You can read more about the allocation process and why you would want to apply for one on our Allocation’s page.

Note: For Alpine early adopters, you may finish off your Summit project year on Alpine (i.e. port pro-rated Summit SUs ath the same level). For example, if you have 3 months left on an 1.2M SU grant, we can port 300k SU to Alpine.

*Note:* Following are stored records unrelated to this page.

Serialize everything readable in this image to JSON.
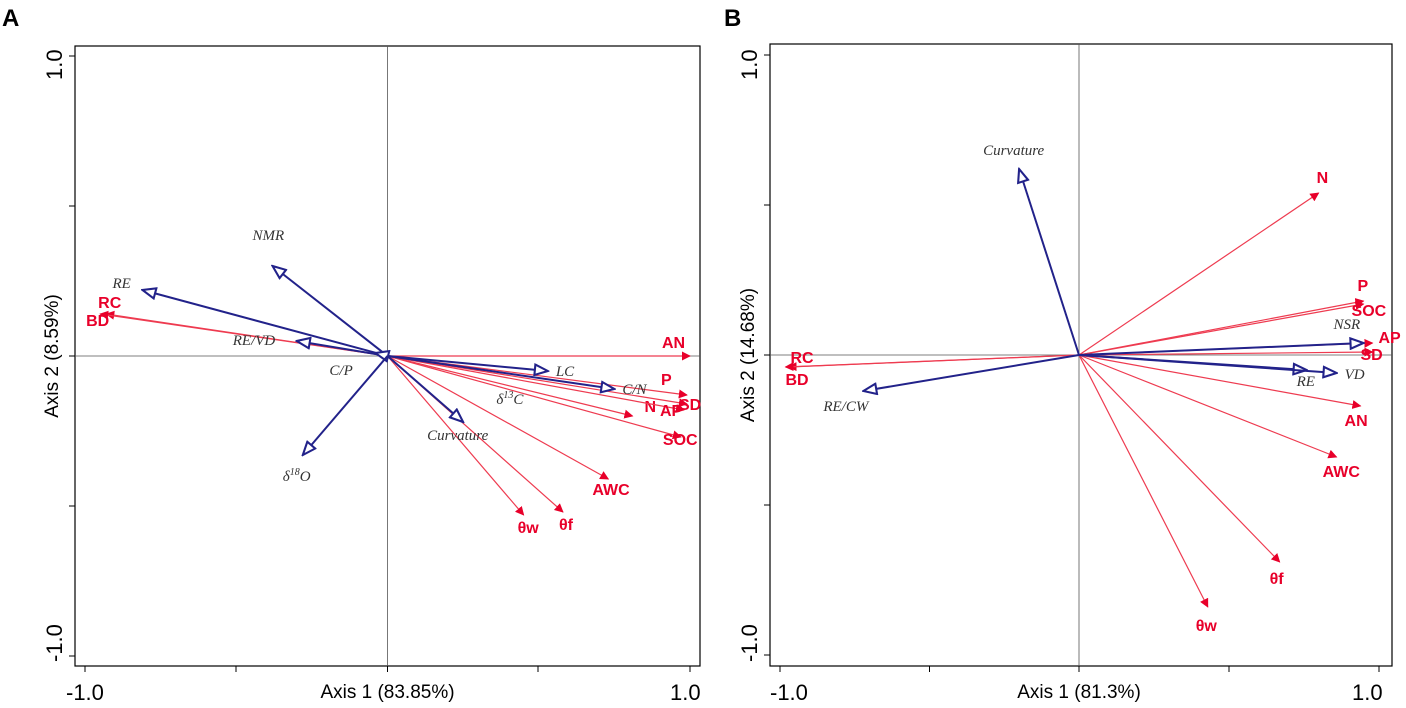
{
  "colors": {
    "soil": "#ee3b50",
    "soil_label": "#e8002a",
    "plant": "#22228a",
    "plant_label": "#333333"
  },
  "chart_data": [
    {
      "type": "biplot",
      "panel": "A",
      "xlabel": "Axis 1 (83.85%)",
      "ylabel": "Axis 2 (8.59%)",
      "xlim": [
        -1.0,
        1.0
      ],
      "ylim": [
        -1.0,
        1.0
      ],
      "tick_labels": {
        "x_min": "-1.0",
        "x_max": "1.0",
        "y_min": "-1.0",
        "y_max": "1.0"
      },
      "soil_vectors": [
        {
          "name": "AN",
          "x": 1.0,
          "y": 0.0
        },
        {
          "name": "P",
          "x": 0.99,
          "y": -0.13
        },
        {
          "name": "SD",
          "x": 0.99,
          "y": -0.16
        },
        {
          "name": "N",
          "x": 0.81,
          "y": -0.2
        },
        {
          "name": "AP",
          "x": 0.98,
          "y": -0.18
        },
        {
          "name": "SOC",
          "x": 0.97,
          "y": -0.27
        },
        {
          "name": "AWC",
          "x": 0.73,
          "y": -0.41
        },
        {
          "name": "θf",
          "x": 0.58,
          "y": -0.52
        },
        {
          "name": "θw",
          "x": 0.45,
          "y": -0.53
        },
        {
          "name": "RC",
          "x": -0.93,
          "y": 0.14
        },
        {
          "name": "BD",
          "x": -0.95,
          "y": 0.14
        }
      ],
      "plant_vectors": [
        {
          "name": "RE",
          "x": -0.81,
          "y": 0.22
        },
        {
          "name": "NMR",
          "x": -0.38,
          "y": 0.3
        },
        {
          "name": "RE/VD",
          "x": -0.3,
          "y": 0.05
        },
        {
          "name": "C/P",
          "x": -0.04,
          "y": 0.01
        },
        {
          "name": "LC",
          "x": 0.53,
          "y": -0.05
        },
        {
          "name": "C/N",
          "x": 0.75,
          "y": -0.11
        },
        {
          "name": "Curvature",
          "x": 0.25,
          "y": -0.22
        },
        {
          "name": "δ18O",
          "x": -0.28,
          "y": -0.33
        }
      ],
      "text_only": [
        {
          "name": "δ13C",
          "x": 0.36,
          "y": -0.16
        }
      ]
    },
    {
      "type": "biplot",
      "panel": "B",
      "xlabel": "Axis 1 (81.3%)",
      "ylabel": "Axis 2 (14.68%)",
      "xlim": [
        -1.0,
        1.0
      ],
      "ylim": [
        -1.0,
        1.0
      ],
      "tick_labels": {
        "x_min": "-1.0",
        "x_max": "1.0",
        "y_min": "-1.0",
        "y_max": "1.0"
      },
      "soil_vectors": [
        {
          "name": "N",
          "x": 0.8,
          "y": 0.54
        },
        {
          "name": "P",
          "x": 0.95,
          "y": 0.18
        },
        {
          "name": "SOC",
          "x": 0.95,
          "y": 0.17
        },
        {
          "name": "AP",
          "x": 0.98,
          "y": 0.04
        },
        {
          "name": "SD",
          "x": 0.98,
          "y": 0.01
        },
        {
          "name": "AN",
          "x": 0.94,
          "y": -0.17
        },
        {
          "name": "AWC",
          "x": 0.86,
          "y": -0.34
        },
        {
          "name": "θf",
          "x": 0.67,
          "y": -0.69
        },
        {
          "name": "θw",
          "x": 0.43,
          "y": -0.84
        },
        {
          "name": "RC",
          "x": -0.97,
          "y": -0.04
        },
        {
          "name": "BD",
          "x": -0.98,
          "y": -0.04
        }
      ],
      "plant_vectors": [
        {
          "name": "Curvature",
          "x": -0.2,
          "y": 0.62
        },
        {
          "name": "NSR",
          "x": 0.95,
          "y": 0.04
        },
        {
          "name": "RE",
          "x": 0.76,
          "y": -0.05
        },
        {
          "name": "VD",
          "x": 0.86,
          "y": -0.06
        },
        {
          "name": "RE/CW",
          "x": -0.72,
          "y": -0.12
        }
      ]
    }
  ]
}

Moving from Summit to Alpine

  • All software available on Summit should also be available on Alpine (contact us if you run into a software issue).

Important notes

Not yet fully reviewed, subject to update:

  1. To see what modules are available, start an interactive job on a compute node and use module avail or module spider on it.
  2. Filesystems: /home, /projects, and /pl/active (PetaLibrary Active) are available on all Alpine nodes.
Note that for job I/O, /scratch/summit/$USER is replaced by /scratch/alpine/$USER. The Alpine scratch directory will offer much better performance than doing I/O from /projects.
  1. Node-local scratch: Most Alpine nodes also have at least 400 GB of scratch space on a local SSD disk, which will offer the fastest I/O possible. We presently are working to make this space available to users, but presently it is not. Once we make it available, this job specific directory will be available within jobs as $SLURM_SCRATCH. Note that this storage is only available during jobs and is deleted after jobs, so be sure to copy new data you want to keep off of it at the end of your job script. For more info on the different RC storage spaces, please see our page on storage.
  2. Head-nodes: There are presently no dedicated Alpine “head nodes” that would be analogous to the Summit “scompile” nodes. We are working to address this need. In the meantime, to build software that will run on Alpine, start an interactive job on an Alpine node on the partition on which you expect your jobs to run, and compile your software there. Do not compile on the login nodes!